Phases of Public Policy: Programming and Decision-Making
Second Phase: Programming
After browsing reality, assessing available resources, and identifying needs, we can diagnose the situation and take stock. This offers a social diagnosis. From this basis, we should establish the means of action on priority problems. The restoration will always bear in mind that needs exceed available resources. Ultimately, it is a schedule distinguishing between urgent needs to address in the short, medium, and long term.
Questions for Scheduling Action
In scheduling the action, we raise the following questions:
- What do you want to do?
- What is going to be done?
- How much is going to be done?
- Why are you going to do it?
- How are you going to do it?
- Accounting/Finance/Financial/Technology
- Where are you going to do it?
- When will we do it?
- How are you going to pay for it?
- Who will do it?
The program also involves several core activities:
- Formulation of specific objectives and goals.
- Formulation of policy to achieve a target.

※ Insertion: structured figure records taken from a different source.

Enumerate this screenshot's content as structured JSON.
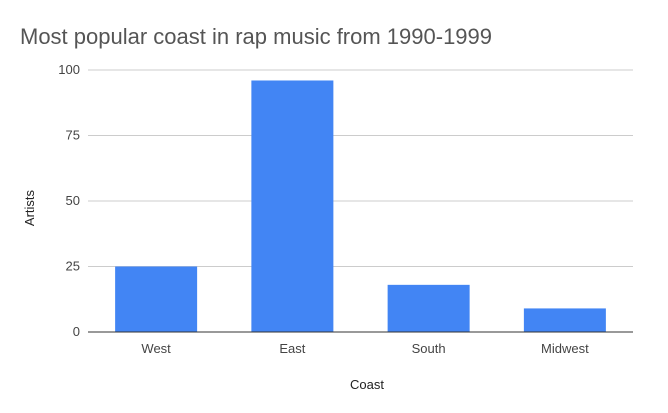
{
  "chart_data": {
    "type": "bar",
    "title": "Most popular coast in rap music from 1990-1999",
    "xlabel": "Coast",
    "ylabel": "Artists",
    "categories": [
      "West",
      "East",
      "South",
      "Midwest"
    ],
    "values": [
      25,
      96,
      18,
      9
    ],
    "ylim": [
      0,
      100
    ],
    "yticks": [
      0,
      25,
      50,
      75,
      100
    ],
    "grid": true,
    "bar_color": "#4285f4",
    "grid_color": "#cccccc",
    "axis_color": "#333333"
  }
}
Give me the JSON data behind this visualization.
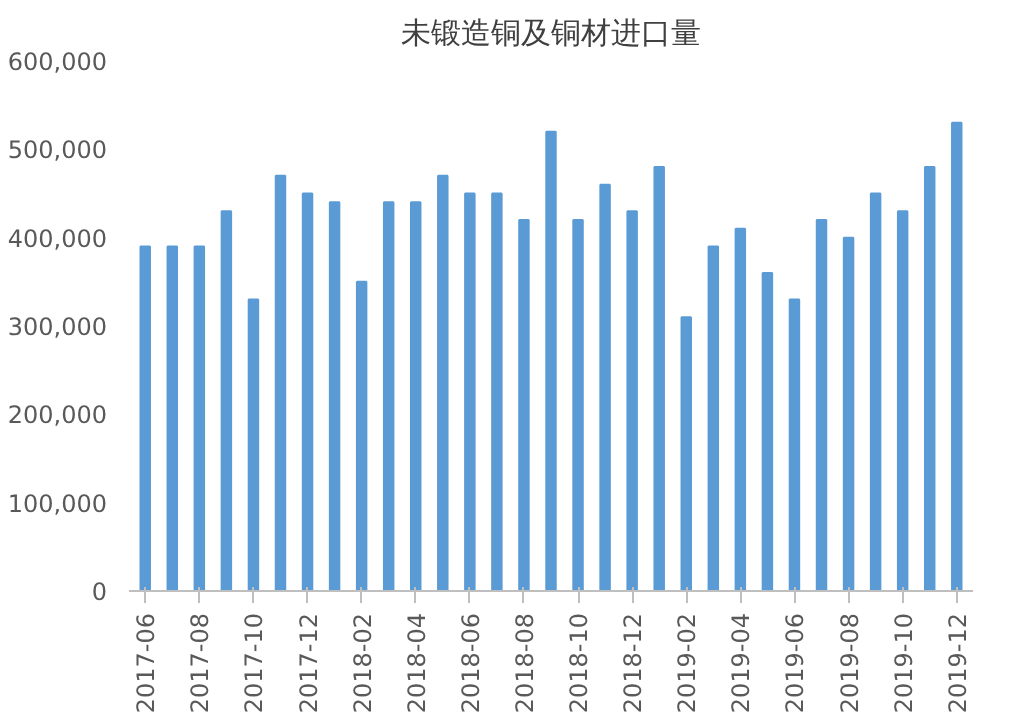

- Formulation of the program.
- Design of the plan.
- Identification of projects.
Projects naturally contain a set of specific actions to measure the achievement of more specific objectives. The projects are:
- To be listed accurately
- Specify the duration of its implementation
- Have the foresight of economic cost
- Be linked to any program or objective
- Must be complied with
Planning requires several requirements to achieve success. Among them are objectivity and rationality, setting realistic goals, and prioritizing making them complementary and mutually compatible.
Formulation of the Problem and Agenda Setting
To meet needs, many conflicts are generated in society due to diverse interests and the existence of limited resources.
There are three general overviews:
- The population would have several problems and pose a series of lawsuits that would be grouped by political parties and interest groups, becoming representatives to the State.
- We would find a position clearly contrary to the foregoing, the tyranny of the offer, under which public authorities are shaping people’s needs.
- Finally, we note the existence of another point of view: public policy not only does not arise in a vacuum, but political actions arise in the development of existing public policy.
Culture, consensus on values, or pillars condition the mixing agenda, setting preferences of actors, with practical ideas and empirical judgments. The agenda includes the issues within the public debate and becomes subject to intervention by public authorities legitimized by the political process of representation. We can distinguish different types of calendars:
- Government Agenda: Problems are defined more precisely by giving concrete solutions to the needs presented.
- Political System Agenda: Focused on issues very broadly defined.
In the dynamics of agenda formation, several elements must be present, including the degree of support for the issue raised, assessing its impact on social reality, and the feasibility of the suggested solution.
Also to be taken into account:
- The facts.
- The organization of the groups present.
- The problem of representation.
- Determining structure.
- Tradition or responsiveness of the system.
- Leadership.
Choosing Between Alternatives: Decision-Making
For decision-making, either daily or in a matter of public importance, we try to do so by following logical arguments. The sequence following decision-making, as this approach would include, involves several activities that must be performed by a rational subject. First, we must be aware of the problem, define its limits, and raise the alternatives we can provide for its solution.